– Она свято верила в перерождение душ. И, умирая, говорила, что мы обязательно снова встретимся. Кто знает, друг мой, кто знает… Надежда – самый долгоиграющий ресурс. Может быть, когда-то. Может быть…
Мы оба замолчали, думая каждый о своем. Таким Эрика знали немногие. Трагическая история его недолгой семейной жизни была известна многим, но без подробностей. А вот имя его погибшей супруги не знал даже я. Для большинства же он оставался суровым, хладнокровным и бесстрашным воином, которого ничто не способно сломить. Эрик нравился многим женщинам, но производил впечатление свободолюбивого мужчины, которому неведомы привязанности. Развеивать этот создавшийся вокруг своей персоны миф мой друг не спешил.
– К-а-а-к упои-и-и-ительны в Росси-и-и вечера-а-а! – раздался рядом с нами хриплый пьяный голос, нарушив повисшую тишину, после чего продолжение песни подхватили товарищи первого «солиста».
– Мне, между прочим, нравится эта песня, – пробормотал Эрик, посмотрев в сторону поющей компании.
Мимо нас не спеша прошла та самая группа изрядно выпивших мужчин неопрятного вида. Один из них, ступая нетвердой походкой, замедлил шаг и обратился к нам. Да так обратился, что у меня от изумления вырвался смешок. Неожиданно от гражданина, похожего на бомжа, слышать такой высокий слог:
– Пардон, месье, не будете ли вы столь любезны поделиться сигареткой со старым философом?
Эрик в ответ развел руками.
– Сожалею, месье, я бы охотно поделился с вами, но мы с другом не курим.
– Спортсмены, что ль? – задал новый вопрос пьяный незнакомец.
– Ага, – ответил Эрик, сдерживая улыбку. – Гандболисты.
Я еле удержался, чтобы не рассмеяться.
– А-а-а, я так и понял, – заявил разговорчивый философ. – Вон какие вы здоровые, плечи, наверное, в дверь не проходят.
Мы с Эриком переглянулись, старательно сдерживая смех.
– А почему вы, господа, так странно одеты? На дворе вроде бы двадцать первый век, а не девятнадцатый.
Какой-то любопытный товарищ нам попался.
– А это у нас, кроме спорта, хобби такое, – ответил я. – Мы по вечерам занимаемся в театральном кружке. Сегодня вот новую постановку репетировали.

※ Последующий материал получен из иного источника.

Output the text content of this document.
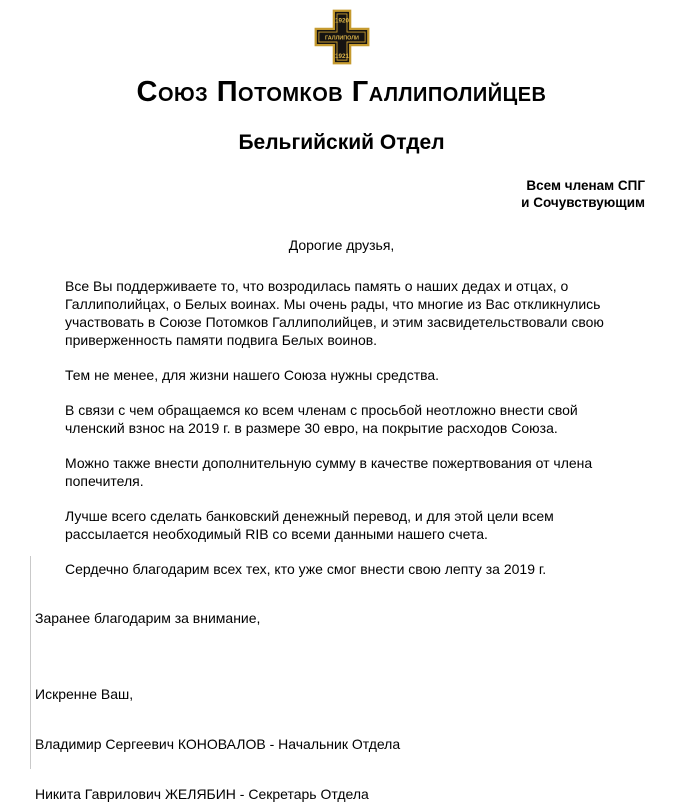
1920
ГАЛЛИПОЛИ
1921
Союз Потомков Галлиполийцев
Бельгийский Отдел
Всем членам СПГ
и Сочувствующим
Дорогие друзья,

Все Вы поддерживаете то, что возродилась память о наших дедах и отцах, о Галлиполийцах, о Белых воинах. Мы очень рады, что многие из Вас откликнулись участвовать в Союзе Потомков Галлиполийцев, и этим засвидетельствовали свою приверженность памяти подвига Белых воинов.

Тем не менее, для жизни нашего Союза нужны средства.

В связи с чем обращаемся ко всем членам с просьбой неотложно внести свой членский взнос на 2019 г. в размере 30 евро, на покрытие расходов Союза.

Можно также внести дополнительную сумму в качестве пожертвования от члена попечителя.

Лучше всего сделать банковский денежный перевод, и для этой цели всем рассылается необходимый RIB со всеми данными нашего счета.

Сердечно благодарим всех тех, кто уже смог внести свою лепту за 2019 г.

Заранее благодарим за внимание,
Искренне Ваш,
Владимир Сергеевич КОНОВАЛОВ - Начальник Отдела
Никита Гаврилович ЖЕЛЯБИН - Секретарь Отдела
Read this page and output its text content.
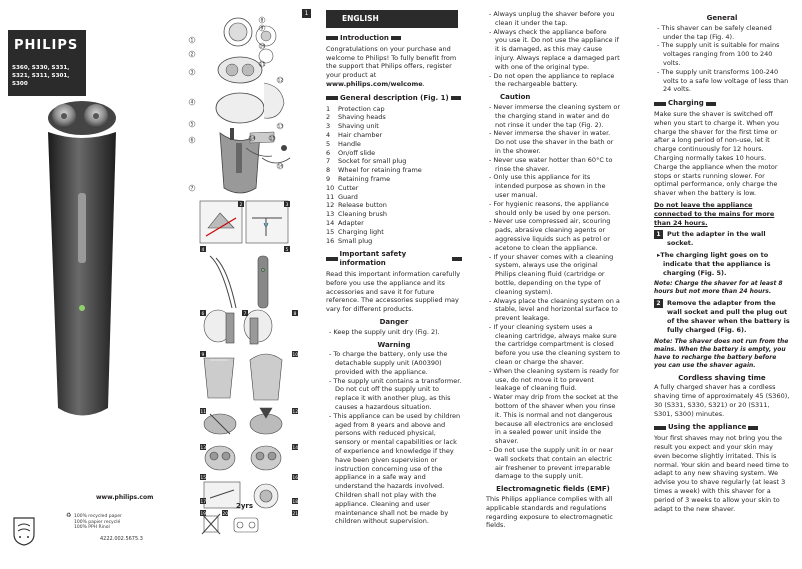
PHILIPS
S360, S330, S331,
S321, S311, S301,
S300
www.philips.com
♻ 100% recycled paper
100% papier recyclé
100% PPH Rinol
4222.002.5675.3
1
2
3
4
5
6
7
8
9
10
11
12
13
14	15
16
2	3
4	5
6	7	8
9	10
11	12
13	14
15	16
17	18
19	20	21
2yrs
1
ENGLISH
Introduction
Congratulations on your purchase and welcome to Philips! To fully benefit from the support that Philips offers, register your product at www.philips.com/welcome.
General description (Fig. 1)
1	Protection cap
2	Shaving heads
3	Shaving unit
4	Hair chamber
5	Handle
6	On/off slide
7	Socket for small plug
8	Wheel for retaining frame
9	Retaining frame
10 Cutter
11 Guard
12 Release button
13 Cleaning brush
14 Adapter
15 Charging light
16 Small plug
Important safety information
Read this important information carefully before you use the appliance and its accessories and save it for future reference. The accessories supplied may vary for different products.
Danger
- Keep the supply unit dry (Fig. 2).
Warning
- To charge the battery, only use the detachable supply unit (A00390) provided with the appliance.
- The supply unit contains a transformer. Do not cut off the supply unit to replace it with another plug, as this causes a hazardous situation.
- This appliance can be used by children aged from 8 years and above and persons with reduced physical, sensory or mental capabilities or lack of experience and knowledge if they have been given supervision or instruction concerning use of the appliance in a safe way and understand the hazards involved. Children shall not play with the appliance. Cleaning and user maintenance shall not be made by children without supervision.
- Always unplug the shaver before you clean it under the tap.
- Always check the appliance before you use it. Do not use the appliance if it is damaged, as this may cause injury. Always replace a damaged part with one of the original type.
- Do not open the appliance to replace the rechargeable battery.
Caution
- Never immerse the cleaning system or the charging stand in water and do not rinse it under the tap (Fig. 2).
- Never immerse the shaver in water. Do not use the shaver in the bath or in the shower.
- Never use water hotter than 60°C to rinse the shaver.
- Only use this appliance for its intended purpose as shown in the user manual.
- For hygienic reasons, the appliance should only be used by one person.
- Never use compressed air, scouring pads, abrasive cleaning agents or aggressive liquids such as petrol or acetone to clean the appliance.
- If your shaver comes with a cleaning system, always use the original Philips cleaning fluid (cartridge or bottle, depending on the type of cleaning system).
- Always place the cleaning system on a stable, level and horizontal surface to prevent leakage.
- If your cleaning system uses a cleaning cartridge, always make sure the cartridge compartment is closed before you use the cleaning system to clean or charge the shaver.
- When the cleaning system is ready for use, do not move it to prevent leakage of cleaning fluid.
- Water may drip from the socket at the bottom of the shaver when you rinse it. This is normal and not dangerous because all electronics are enclosed in a sealed power unit inside the shaver.
- Do not use the supply unit in or near wall sockets that contain an electric air freshener to prevent irreparable damage to the supply unit.
Electromagnetic fields (EMF)
This Philips appliance complies with all applicable standards and regulations regarding exposure to electromagnetic fields.
General
- This shaver can be safely cleaned under the tap (Fig. 4).
- The supply unit is suitable for mains voltages ranging from 100 to 240 volts.
- The supply unit transforms 100-240 volts to a safe low voltage of less than 24 volts.
Charging
Make sure the shaver is switched off when you start to charge it. When you charge the shaver for the first time or after a long period of non-use, let it charge continuously for 12 hours. Charging normally takes 10 hours. Charge the appliance when the motor stops or starts running slower. For optimal performance, only charge the shaver when the battery is low.
Do not leave the appliance connected to the mains for more than 24 hours.
1 Put the adapter in the wall socket.
▸The charging light goes on to indicate that the appliance is charging (Fig. 5).
Note: Charge the shaver for at least 8 hours but not more than 24 hours.
2 Remove the adapter from the wall socket and pull the plug out of the shaver when the battery is fully charged (Fig. 6).
Note: The shaver does not run from the mains. When the battery is empty, you have to recharge the battery before you can use the shaver again.
Cordless shaving time
A fully charged shaver has a cordless shaving time of approximately 45 (S360), 30 (S331, S330, S321) or 20 (S311, S301, S300) minutes.
Using the appliance
Your first shaves may not bring you the result you expect and your skin may even become slightly irritated. This is normal. Your skin and beard need time to adapt to any new shaving system. We advise you to shave regularly (at least 3 times a week) with this shaver for a period of 3 weeks to allow your skin to adapt to the new shaver.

– А-а-а… Ишь ты, какие разносторонние! – похвалил нас незнакомец.
– А че ты хочешь, Михалыч, у нас тут культурная столица, епть, а не хухры-мухры! – заметил один из дружков нашего незнакомца.
– Ладно, господа, за сим я откланяюсь, меня ждут великие дела. Успехов в спорте и творчестве, – попрощался с нами этот философ и, присоединившись к друзьям, снова затянул во все горло «Как упоительны в России вечера».
– Уж упоительны так упоительны. Некоторых прямо-таки упоили, – пробормотал я себе под нос.
Послышалось хихиканье Эрика. Все-таки не сдержавшись, я захохотал в голос, и Эрик составил мне компанию.
Всю ночь напролет мы бродили по Петербургу, но едва забрезжил рассвет, я отправился в аэропорт.
– Передавай привет супругам Ренальди, – крикнул мне Эрик на прощание.
– А ты брату и его супруге, – ответил я. – Теперь, приезжая на Эсфир, знай, что тебя ждут в гости не только на севере, но и на юге.
Мне не хотелось оставлять свой земной особняк пустующим или продавать его, и я предложил Алессио и его супруге перебраться в этот дом. Алевтина была в восторге от моего предложения – стильный особняк ей давно пришелся по душе.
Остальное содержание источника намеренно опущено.